Мы все, люди много повидавшие, ждали нового начальника без всякого энтузиазма, ибо он, по слухам, происходил из среды партийных номенклатурщиков. Особого страха, правда, никто из нас не испытывал. Во-первых, мы были тертые-перетертые, битые-перебитые, а во-вторых, у нас была мощная «крыша» – первый заместитель руководителя Представительства генерал Иван Алексеевич Ерофеев, курировавший разведгруппы в округах, а значит, и нашу группу координации. Ерофеев относился к нашему коллективу очень доброжелательно, постоянно с нами контактировал, советовался. Он был в разведке известной личностью. О нем, как и о Короткове, на Западе даже фильм сняли. Я был с ним знаком, когда он руководил одним из линейных отделов Первого главка КГБ (ПГУ – разведка). Мне тогда пришлось заниматься вопросами компьютеризации нашей службы. Ученым-разработчикам автоматизированных систем управления не всегда удавалось донести свои идеи до руководителей оперативных подразделений и найти с ними общий язык. Вот и посылали меня за визами к Ерофееву и другим начальникам отделов. Иди! Ты, мол, оперработник, они тебя скорее поймут. Ерофеев вздыхал, вчитывался в ученую заумь, спрашивал:
– А не облапошат они нас?
– Как пить дать, облапошат, Иван Алексеевич, – отвечал я. – Однако в пределах допустимых норм.
Он еще раз вздыхал и визировал документ.
Был Ерофеев человеком умным, веселым, с хитринкой.
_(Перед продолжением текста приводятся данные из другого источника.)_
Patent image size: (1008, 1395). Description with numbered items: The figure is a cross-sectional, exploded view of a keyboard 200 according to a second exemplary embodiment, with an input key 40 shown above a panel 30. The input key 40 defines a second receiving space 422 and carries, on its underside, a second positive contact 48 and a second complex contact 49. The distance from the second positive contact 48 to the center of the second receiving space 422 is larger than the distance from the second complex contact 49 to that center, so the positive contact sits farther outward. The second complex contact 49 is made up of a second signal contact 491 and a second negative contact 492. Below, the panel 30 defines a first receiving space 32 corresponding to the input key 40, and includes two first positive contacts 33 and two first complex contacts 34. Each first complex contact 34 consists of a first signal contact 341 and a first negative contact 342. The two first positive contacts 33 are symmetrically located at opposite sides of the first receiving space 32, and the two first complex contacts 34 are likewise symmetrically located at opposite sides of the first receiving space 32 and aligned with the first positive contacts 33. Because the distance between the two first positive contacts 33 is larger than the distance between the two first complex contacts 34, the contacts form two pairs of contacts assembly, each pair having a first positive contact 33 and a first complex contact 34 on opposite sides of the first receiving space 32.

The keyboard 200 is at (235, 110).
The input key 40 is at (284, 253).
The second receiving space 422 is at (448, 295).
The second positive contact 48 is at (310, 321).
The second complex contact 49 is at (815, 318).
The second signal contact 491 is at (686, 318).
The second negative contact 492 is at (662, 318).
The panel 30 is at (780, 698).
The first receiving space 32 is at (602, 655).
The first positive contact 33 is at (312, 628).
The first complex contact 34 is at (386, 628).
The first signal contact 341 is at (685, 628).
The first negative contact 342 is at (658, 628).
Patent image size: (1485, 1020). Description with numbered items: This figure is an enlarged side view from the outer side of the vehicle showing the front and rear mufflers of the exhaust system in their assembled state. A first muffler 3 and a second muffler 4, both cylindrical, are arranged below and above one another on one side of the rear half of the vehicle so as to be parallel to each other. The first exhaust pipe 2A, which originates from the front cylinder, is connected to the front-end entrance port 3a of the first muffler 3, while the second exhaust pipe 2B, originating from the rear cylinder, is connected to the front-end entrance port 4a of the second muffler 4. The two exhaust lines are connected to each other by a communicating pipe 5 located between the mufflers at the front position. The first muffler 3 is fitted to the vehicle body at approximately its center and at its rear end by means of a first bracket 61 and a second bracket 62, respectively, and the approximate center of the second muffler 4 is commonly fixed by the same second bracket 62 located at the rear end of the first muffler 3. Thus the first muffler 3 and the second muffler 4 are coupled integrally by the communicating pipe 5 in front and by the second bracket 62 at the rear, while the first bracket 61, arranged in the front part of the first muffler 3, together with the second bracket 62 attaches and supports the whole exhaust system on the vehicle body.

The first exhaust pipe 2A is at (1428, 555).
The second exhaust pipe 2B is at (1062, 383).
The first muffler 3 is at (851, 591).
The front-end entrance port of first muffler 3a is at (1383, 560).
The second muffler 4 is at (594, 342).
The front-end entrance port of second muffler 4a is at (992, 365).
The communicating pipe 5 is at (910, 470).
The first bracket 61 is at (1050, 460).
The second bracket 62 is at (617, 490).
Старый солдат-фронтовик, он чем-то походил на сильно постаревшего Василия Теркина. Любил рассказывать разные фронтовые истории, но и слушать чужие побасенки тоже умел с великим вниманием. Знал наизусть массу стихов редкоземельных поэтов, в которых путался даже я, филолог. Он был единственным из генералов, который мог запросто зайти в кабинет к оперу и покалякать с ним по душам. Другие все на ковер вызывали. Свое шестидесятилетие он отмечал пышно и щедро. По-моему, его поздравили по очереди все подразделения, причем заходили к нему целыми коллективами и для каждого у него нашлась стопка водки и закусь. Работать бы нам с ним и работать, да случилось несчастье. Однажды я прихворнул, зашел в медпункт и встретил там Ивана Алексеевича. Он был хмур и подавлен. Спросил, что у меня. Я ответил, что, кажется, грипп.
– Счастливый! – сказал он.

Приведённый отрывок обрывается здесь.